Une des plus grandes décisions dont doit débattre aujourd’hui l’Europe et qui engage son avenir plus que toutes les autres, est en train d’être prise sans discussion, honteusement, dans le non-dit le plus absolu: faut-il, comme l’a proposé le président de la Commission européenne, fixer des quotas par pays-membres pour recevoir les demandeurs d’asile venus de tous les lieux où hommes, femmes et enfants sont martyrisés par des pouvoirs politiques barbares ? Plus précisément, puisque la commission n’a pas utilisé le mot « quota », faut-il répartir ces demandeurs d’asile selon une clé de répartition mêlant PIB du pays, taux de chômage et nombre de demandeurs d’asile déjà accueillis ? Ou faut-il en laisser la charge aux pays où ils arrivent ?
Le nombre de réfugiés et de demandeurs d’asile aujourd’hui reçus en Europe est incertain ; et ils sont accueillis ou refoulés selon des interprétations très différentes des conventions internationales obligeant les démocraties à leur ouvrir leurs portes. On sait seulement que 15 pays membres de l’Union acceptent d’en accueillir, dont six (Allemagne, Royaume Uni, France, Suède, Italie, Belgique) en accueillent les quatre cinquième ; tandis que les 13 autres pays membres n’en accueillent aucun.
Devant le nouvel afflux de population, suite à la décomposition de l’Irak, de la Syrie, de la Libye, et de nombreux pays d’Afrique subsaharienne, et aux persécutions dont sont victimes journalistes, professeurs, dans bien des pays du monde, on ne peut laisser la responsabilité de la réception des demandeurs d’asile et des réfugiés politiques aux seuls pays par lesquels ils entrent dans l’Union, c’est-à-dire aujourd’hui à l’Italie et à la Grèce, pour l’essentiel. Il faut répartir autrement cette responsabilité, qui n’est pas une charge, et peut devenir une chance.
Pourtant, la proposition de Jean Claude Juncker a été enterrée aussi vite qu’elle a été avancée. Presque tous les membres de l’Union ont trouvé de bonnes raisons pour s’y opposer. Les Anglais d’abord, qui remettent même en question la libre circulation des personnes sur le territoire de l’Union. Puis les autres.
Même le gouvernement français, qui avait d’abord souhaité une répartition « plus équitable » des réfugiés et s’était félicité de la proposition de la Commission, a fait marche arrière et s’y oppose désormais, se ralliant à la position de la droite et de l’extrême droite dans un douteux élan d’unanimité nationale. Sinon que, pour sauver la face, le gouvernement français concède qu’il faut décider de « contingents de répartition sur des populations ciblées à qui on a déjà accordé l’asile » ; comprenne qui pourra.
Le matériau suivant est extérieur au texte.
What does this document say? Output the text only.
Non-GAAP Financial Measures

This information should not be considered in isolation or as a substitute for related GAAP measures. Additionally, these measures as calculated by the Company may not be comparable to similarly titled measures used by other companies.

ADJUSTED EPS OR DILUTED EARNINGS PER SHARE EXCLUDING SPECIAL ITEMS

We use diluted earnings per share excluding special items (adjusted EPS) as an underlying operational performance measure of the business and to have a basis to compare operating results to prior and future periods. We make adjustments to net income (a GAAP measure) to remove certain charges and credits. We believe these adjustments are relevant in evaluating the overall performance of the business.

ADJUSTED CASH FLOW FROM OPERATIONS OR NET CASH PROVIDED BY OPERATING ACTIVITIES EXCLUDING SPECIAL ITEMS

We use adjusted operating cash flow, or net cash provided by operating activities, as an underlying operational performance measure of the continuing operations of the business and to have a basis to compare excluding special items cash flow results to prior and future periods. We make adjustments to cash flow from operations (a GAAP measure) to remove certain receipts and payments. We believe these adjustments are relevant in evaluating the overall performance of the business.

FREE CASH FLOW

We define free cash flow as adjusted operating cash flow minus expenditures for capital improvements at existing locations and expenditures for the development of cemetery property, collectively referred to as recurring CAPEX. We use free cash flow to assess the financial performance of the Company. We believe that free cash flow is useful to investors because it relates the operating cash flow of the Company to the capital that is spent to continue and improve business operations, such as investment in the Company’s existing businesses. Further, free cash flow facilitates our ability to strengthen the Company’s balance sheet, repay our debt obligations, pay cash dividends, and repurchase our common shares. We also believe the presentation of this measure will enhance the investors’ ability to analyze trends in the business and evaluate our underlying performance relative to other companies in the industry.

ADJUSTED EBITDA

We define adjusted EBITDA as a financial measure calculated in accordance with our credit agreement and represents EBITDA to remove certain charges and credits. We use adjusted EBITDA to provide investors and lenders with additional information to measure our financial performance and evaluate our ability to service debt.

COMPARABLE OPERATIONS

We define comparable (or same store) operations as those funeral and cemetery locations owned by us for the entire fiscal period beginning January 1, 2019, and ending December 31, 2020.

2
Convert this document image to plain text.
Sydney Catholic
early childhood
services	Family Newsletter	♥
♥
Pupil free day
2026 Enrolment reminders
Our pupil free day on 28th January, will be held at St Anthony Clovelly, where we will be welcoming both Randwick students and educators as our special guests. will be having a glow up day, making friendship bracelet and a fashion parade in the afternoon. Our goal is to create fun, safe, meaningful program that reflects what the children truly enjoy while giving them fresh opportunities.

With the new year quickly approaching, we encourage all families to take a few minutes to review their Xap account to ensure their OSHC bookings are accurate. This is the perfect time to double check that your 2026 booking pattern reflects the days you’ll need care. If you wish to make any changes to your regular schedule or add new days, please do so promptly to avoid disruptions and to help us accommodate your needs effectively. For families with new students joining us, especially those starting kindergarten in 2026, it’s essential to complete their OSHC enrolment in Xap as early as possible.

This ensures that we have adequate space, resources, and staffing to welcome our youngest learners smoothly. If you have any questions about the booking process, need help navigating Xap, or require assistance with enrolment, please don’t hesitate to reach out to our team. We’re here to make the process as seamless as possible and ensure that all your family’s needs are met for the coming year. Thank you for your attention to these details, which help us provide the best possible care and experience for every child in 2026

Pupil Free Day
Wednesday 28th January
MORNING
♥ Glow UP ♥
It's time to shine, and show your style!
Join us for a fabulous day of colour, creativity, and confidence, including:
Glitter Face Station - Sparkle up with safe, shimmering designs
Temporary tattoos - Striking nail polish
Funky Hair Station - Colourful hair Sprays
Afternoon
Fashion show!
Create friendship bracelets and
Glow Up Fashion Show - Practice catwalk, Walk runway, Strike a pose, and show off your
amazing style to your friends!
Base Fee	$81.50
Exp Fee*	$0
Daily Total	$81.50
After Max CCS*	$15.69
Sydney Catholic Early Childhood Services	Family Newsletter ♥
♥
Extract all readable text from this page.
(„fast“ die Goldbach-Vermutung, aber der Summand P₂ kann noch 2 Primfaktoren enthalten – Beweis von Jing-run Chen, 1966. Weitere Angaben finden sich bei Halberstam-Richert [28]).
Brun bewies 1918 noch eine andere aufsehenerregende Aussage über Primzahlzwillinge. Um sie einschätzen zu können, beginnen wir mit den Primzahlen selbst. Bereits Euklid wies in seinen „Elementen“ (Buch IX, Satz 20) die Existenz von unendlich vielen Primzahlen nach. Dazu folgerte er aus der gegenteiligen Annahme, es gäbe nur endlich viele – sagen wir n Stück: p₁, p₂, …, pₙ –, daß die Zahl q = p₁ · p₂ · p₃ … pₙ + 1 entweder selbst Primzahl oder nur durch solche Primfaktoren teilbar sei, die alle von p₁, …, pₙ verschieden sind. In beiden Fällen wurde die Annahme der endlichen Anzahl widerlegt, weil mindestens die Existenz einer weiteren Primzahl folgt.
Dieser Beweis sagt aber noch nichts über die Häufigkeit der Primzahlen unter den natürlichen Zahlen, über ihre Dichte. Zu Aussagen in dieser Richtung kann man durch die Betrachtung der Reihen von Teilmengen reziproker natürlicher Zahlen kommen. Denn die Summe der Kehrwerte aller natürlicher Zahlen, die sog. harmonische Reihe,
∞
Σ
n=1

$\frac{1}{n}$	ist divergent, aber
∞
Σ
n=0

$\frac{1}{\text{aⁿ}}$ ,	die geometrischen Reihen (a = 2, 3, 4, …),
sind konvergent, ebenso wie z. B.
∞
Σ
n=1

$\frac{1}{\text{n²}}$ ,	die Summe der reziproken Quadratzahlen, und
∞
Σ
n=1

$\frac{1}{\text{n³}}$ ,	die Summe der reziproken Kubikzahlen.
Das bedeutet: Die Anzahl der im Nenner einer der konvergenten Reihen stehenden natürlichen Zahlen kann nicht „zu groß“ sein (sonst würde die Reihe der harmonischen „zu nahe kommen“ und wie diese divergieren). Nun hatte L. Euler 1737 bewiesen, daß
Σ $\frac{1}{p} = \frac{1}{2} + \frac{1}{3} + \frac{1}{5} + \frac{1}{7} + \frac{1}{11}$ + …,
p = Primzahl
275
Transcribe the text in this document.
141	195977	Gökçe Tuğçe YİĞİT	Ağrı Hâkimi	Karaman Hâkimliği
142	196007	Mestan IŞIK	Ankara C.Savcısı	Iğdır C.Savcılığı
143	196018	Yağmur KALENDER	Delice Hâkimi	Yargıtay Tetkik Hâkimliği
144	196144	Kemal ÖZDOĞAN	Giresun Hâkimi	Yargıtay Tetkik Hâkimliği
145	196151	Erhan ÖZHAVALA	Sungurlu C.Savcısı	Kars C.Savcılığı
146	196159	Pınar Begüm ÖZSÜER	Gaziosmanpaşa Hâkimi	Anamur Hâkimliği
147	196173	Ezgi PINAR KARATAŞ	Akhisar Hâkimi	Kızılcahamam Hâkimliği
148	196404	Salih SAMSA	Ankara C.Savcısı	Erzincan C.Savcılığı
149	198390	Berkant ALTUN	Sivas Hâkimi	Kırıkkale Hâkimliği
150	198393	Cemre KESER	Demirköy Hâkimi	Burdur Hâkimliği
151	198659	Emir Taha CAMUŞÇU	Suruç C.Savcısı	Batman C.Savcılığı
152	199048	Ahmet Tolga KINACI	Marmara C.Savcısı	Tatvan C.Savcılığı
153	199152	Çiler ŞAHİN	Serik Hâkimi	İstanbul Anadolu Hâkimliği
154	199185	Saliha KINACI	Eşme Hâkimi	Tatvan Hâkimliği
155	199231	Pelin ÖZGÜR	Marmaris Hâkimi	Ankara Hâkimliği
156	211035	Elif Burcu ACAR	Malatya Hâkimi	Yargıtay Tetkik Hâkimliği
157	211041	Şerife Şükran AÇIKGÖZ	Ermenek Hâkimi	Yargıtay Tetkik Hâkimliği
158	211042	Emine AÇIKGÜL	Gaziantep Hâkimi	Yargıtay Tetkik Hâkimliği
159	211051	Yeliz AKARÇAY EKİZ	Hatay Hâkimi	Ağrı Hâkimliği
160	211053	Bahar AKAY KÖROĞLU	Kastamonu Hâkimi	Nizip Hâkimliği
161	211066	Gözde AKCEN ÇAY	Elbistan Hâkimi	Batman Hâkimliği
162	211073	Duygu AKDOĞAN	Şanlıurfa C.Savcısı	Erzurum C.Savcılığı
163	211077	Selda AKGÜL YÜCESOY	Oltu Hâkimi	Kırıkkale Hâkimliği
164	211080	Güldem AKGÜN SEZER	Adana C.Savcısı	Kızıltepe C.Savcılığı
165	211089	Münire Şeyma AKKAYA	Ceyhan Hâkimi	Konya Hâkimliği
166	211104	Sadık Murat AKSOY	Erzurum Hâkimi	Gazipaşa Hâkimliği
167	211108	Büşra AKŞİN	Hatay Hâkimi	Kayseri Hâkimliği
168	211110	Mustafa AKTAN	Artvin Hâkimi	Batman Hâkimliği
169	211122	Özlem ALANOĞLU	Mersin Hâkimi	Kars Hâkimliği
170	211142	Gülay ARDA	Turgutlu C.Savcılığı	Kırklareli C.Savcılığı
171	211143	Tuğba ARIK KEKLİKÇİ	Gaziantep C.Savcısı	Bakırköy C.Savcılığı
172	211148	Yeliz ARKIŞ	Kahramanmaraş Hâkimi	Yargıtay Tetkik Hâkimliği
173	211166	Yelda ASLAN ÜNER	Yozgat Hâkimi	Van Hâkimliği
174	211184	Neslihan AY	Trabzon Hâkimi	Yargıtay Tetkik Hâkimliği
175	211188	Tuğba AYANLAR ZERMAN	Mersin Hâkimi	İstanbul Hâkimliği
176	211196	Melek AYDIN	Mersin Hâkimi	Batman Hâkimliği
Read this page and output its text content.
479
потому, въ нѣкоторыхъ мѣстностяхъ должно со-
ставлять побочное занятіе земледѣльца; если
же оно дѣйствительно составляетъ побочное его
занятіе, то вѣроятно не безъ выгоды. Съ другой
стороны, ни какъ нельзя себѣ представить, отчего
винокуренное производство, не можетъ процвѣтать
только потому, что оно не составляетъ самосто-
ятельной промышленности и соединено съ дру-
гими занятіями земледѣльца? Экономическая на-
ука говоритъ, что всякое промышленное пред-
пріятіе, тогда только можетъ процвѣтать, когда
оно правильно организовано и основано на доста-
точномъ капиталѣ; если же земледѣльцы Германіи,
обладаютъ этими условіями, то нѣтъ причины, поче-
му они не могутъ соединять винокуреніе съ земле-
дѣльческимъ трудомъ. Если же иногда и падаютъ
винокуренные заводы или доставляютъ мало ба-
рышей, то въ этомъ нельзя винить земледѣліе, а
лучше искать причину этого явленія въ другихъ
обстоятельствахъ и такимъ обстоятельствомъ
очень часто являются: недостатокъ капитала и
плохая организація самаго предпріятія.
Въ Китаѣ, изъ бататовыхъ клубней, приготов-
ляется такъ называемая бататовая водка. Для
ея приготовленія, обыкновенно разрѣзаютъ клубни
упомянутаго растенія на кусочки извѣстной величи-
En réalité, les pays européens ne veulent pas entendre parler de quotas chiffrés, ni pour les demandeurs d’asile ni pour les autres émigrants. Plus largement, ils pensent que la politique de l’immigration doit rester dans le non-dit : on ne doit pas dire combien on en reçoit, ni combien on en refuse.
C’est une attitude absurde. On est capable de discuter de quotas chiffrés pour d’innombrables domaines. Pourquoi préfère-t-on là le silence, l’implicite ? Que fera-t-on quand les bateaux de migrants arriveront directement sur la côte d’Azur ? Comment gérera-t-on ceux qui tenteront ensuite, et tentent déjà, de passer légalement ou non, d’un pays-membres à un autre ?
En fait, il faut affronter ouvertement le problème. Et partir de deux faits incontournables : l’Union européenne a besoin d’immigration non européenne, pour maintenir une pyramide des âges équilibrée. Et elle ne peut fermer ses portes à ceux à qui les conventions internationales imposent d’accorder asile.
Il faut donc en parler ouvertement, en faire un grand débat continental. On arrivera assez vite à admettre que l’Europe a intérêt à :
1. Accueillir plusieurs millions d’émigrants non européens chaque année, et en particulier attirer tous les talents du monde, d’où qu’ils viennent, en les répartissant selon les besoins démographiques.
2. Accueillir en particulier les demandeurs d’asile et les réfugiés politiques et les répartir en proportion du nombre déjà reçus.
3. Mettre en place des moyens d’intégration proportionnés.
On est encore loin de cela, et même loin d’admettre la nécessité d’en débattre. Tant qu’on n’y parvient pas, on ne saurait dignement parler d’une « Union Européenne ». On ne saurait espérer qu’elle retrouve le chemin de la prospérité.